A lot of good advice in this thread, but I have a question. You said that your father made those two remarks one after the other, right? The ones about maybe you should live with your mother permanently and then the other about him not having a lot of life left in him. What do you think he meant by that?

Do you think he said the thing about living with your mother because the two of you had just had an fight and then the other later because he was thinking that he didn't really want you to move out because he's getting older and thinking that you shouldn't waste the opportunity to have as much time together as possible now? Could he have been trying to guilt you into thinking that you should be more cooperative and try to see things more his way because of that? Or could he have just been saying that he's feeling old and tired and doesn't want to waste what time he has left in fights and arguments over whatever is causing problems between the two of you?

Isn't there anything you could do to make living with your father a little less contentious?
 
As much as you are going to hate meeting the man your mother is with, you will meet him at one point and if it isnt him, it will be some other male. I would hate to accept it as well, but in your case you need to just move in with your mom and when you meet him, you meet him.

This is the only problem with your mother.

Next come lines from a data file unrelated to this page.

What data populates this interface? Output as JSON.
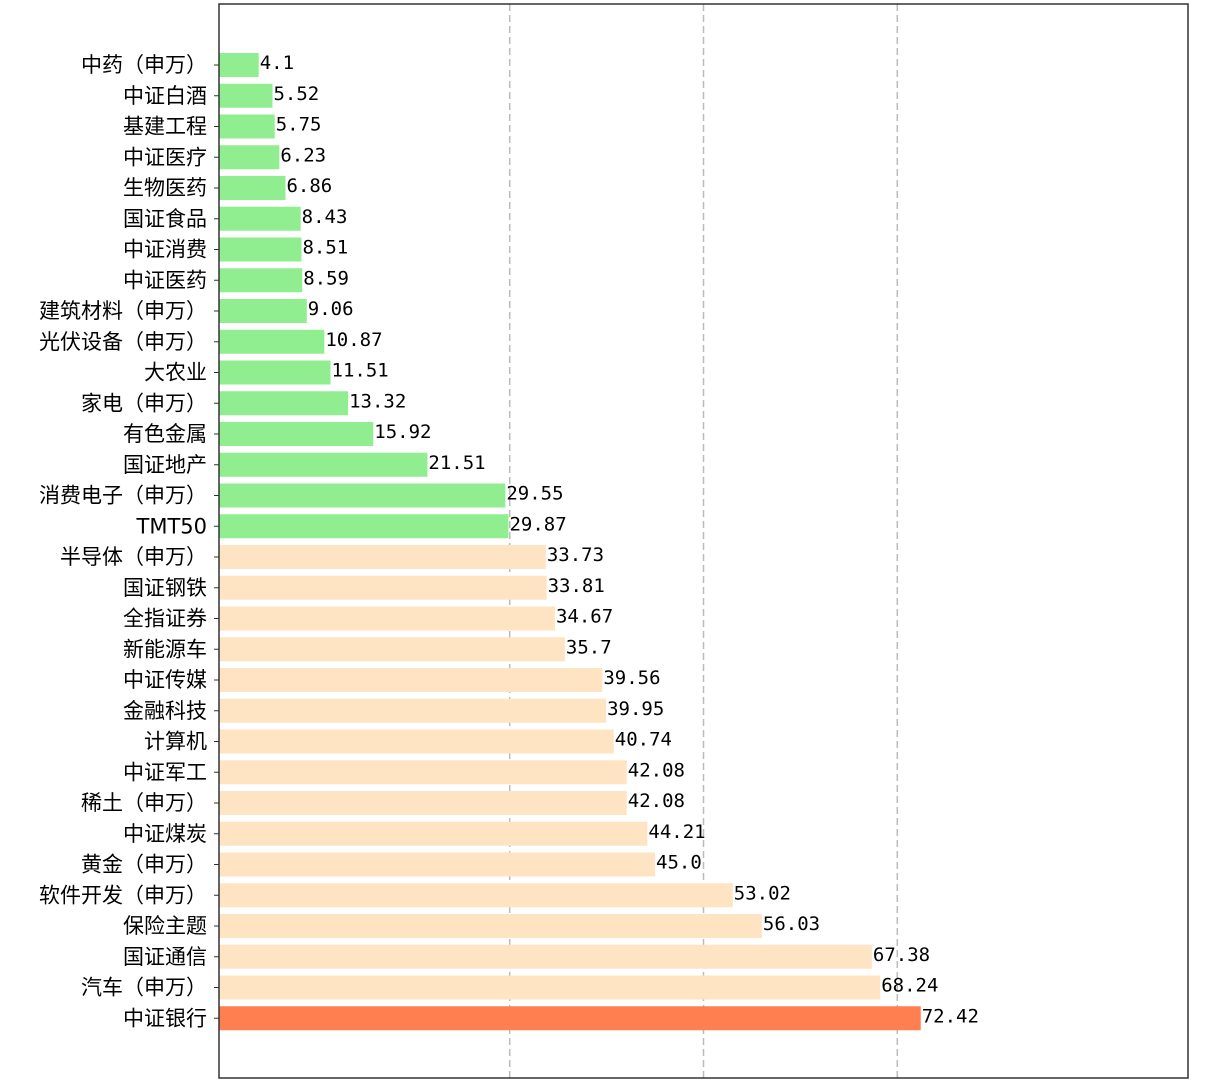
{
  "chart_data": {
    "type": "bar",
    "orientation": "horizontal",
    "categories": [
      "中药（申万）",
      "中证白酒",
      "基建工程",
      "中证医疗",
      "生物医药",
      "国证食品",
      "中证消费",
      "中证医药",
      "建筑材料（申万）",
      "光伏设备（申万）",
      "大农业",
      "家电（申万）",
      "有色金属",
      "国证地产",
      "消费电子（申万）",
      "TMT50",
      "半导体（申万）",
      "国证钢铁",
      "全指证券",
      "新能源车",
      "中证传媒",
      "金融科技",
      "计算机",
      "中证军工",
      "稀土（申万）",
      "中证煤炭",
      "黄金（申万）",
      "软件开发（申万）",
      "保险主题",
      "国证通信",
      "汽车（申万）",
      "中证银行"
    ],
    "values": [
      4.1,
      5.52,
      5.75,
      6.23,
      6.86,
      8.43,
      8.51,
      8.59,
      9.06,
      10.87,
      11.51,
      13.32,
      15.92,
      21.51,
      29.55,
      29.87,
      33.73,
      33.81,
      34.67,
      35.7,
      39.56,
      39.95,
      40.74,
      42.08,
      42.08,
      44.21,
      45.0,
      53.02,
      56.03,
      67.38,
      68.24,
      72.42
    ],
    "value_labels": [
      "4.1",
      "5.52",
      "5.75",
      "6.23",
      "6.86",
      "8.43",
      "8.51",
      "8.59",
      "9.06",
      "10.87",
      "11.51",
      "13.32",
      "15.92",
      "21.51",
      "29.55",
      "29.87",
      "33.73",
      "33.81",
      "34.67",
      "35.7",
      "39.56",
      "39.95",
      "40.74",
      "42.08",
      "42.08",
      "44.21",
      "45.0",
      "53.02",
      "56.03",
      "67.38",
      "68.24",
      "72.42"
    ],
    "bar_colors": [
      "#90ee90",
      "#90ee90",
      "#90ee90",
      "#90ee90",
      "#90ee90",
      "#90ee90",
      "#90ee90",
      "#90ee90",
      "#90ee90",
      "#90ee90",
      "#90ee90",
      "#90ee90",
      "#90ee90",
      "#90ee90",
      "#90ee90",
      "#90ee90",
      "#ffe4c4",
      "#ffe4c4",
      "#ffe4c4",
      "#ffe4c4",
      "#ffe4c4",
      "#ffe4c4",
      "#ffe4c4",
      "#ffe4c4",
      "#ffe4c4",
      "#ffe4c4",
      "#ffe4c4",
      "#ffe4c4",
      "#ffe4c4",
      "#ffe4c4",
      "#ffe4c4",
      "#ff7f50"
    ],
    "xlim": [
      0,
      100
    ],
    "vertical_reference_lines": [
      30,
      50,
      70
    ],
    "grid": false,
    "title": "",
    "xlabel": "",
    "ylabel": ""
  }
}
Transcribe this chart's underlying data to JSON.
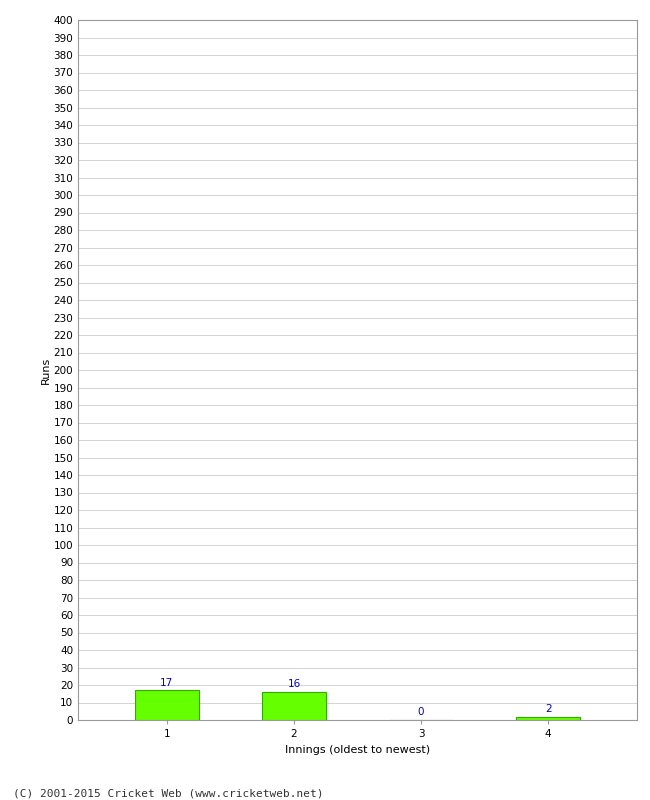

As soon as you graduate, go away to school and live on champus. When you graduate you can get out of both of their houses and visit when you feel like it.
 
That's the problem with kids today, they can't make their own decision. Even after they graduate from college, their parents still make decision for them.

It's no wonder all these kids with 4.00 GPA from Ivy League school can't function and hold jobs. They are directionless without momma and daddy telling them what to do.
 
Originally posted by: bennylong
That's the problem with kids today, they can't make their own decision. Even after they graduate from college, their parents still make decision for them.

It's no wonder all these kids with 4.00 GPA from Ivy League school can't function and hold jobs. They are directionless without momma and daddy telling them what to do.


The OP is 16. He's asking for help from more , um, I can't really say mature because that doesn't apply here, experienced people. He's stuck in a crappy situation. I wish I had some good advice, SLCentral. Good luck!
 
His dad is doing a good thing, letting him make his own decision. Parents need to cut their cut off early. At work, I have to sit next to parents that call their 26 years old son that's still in college. Pretty pathetic.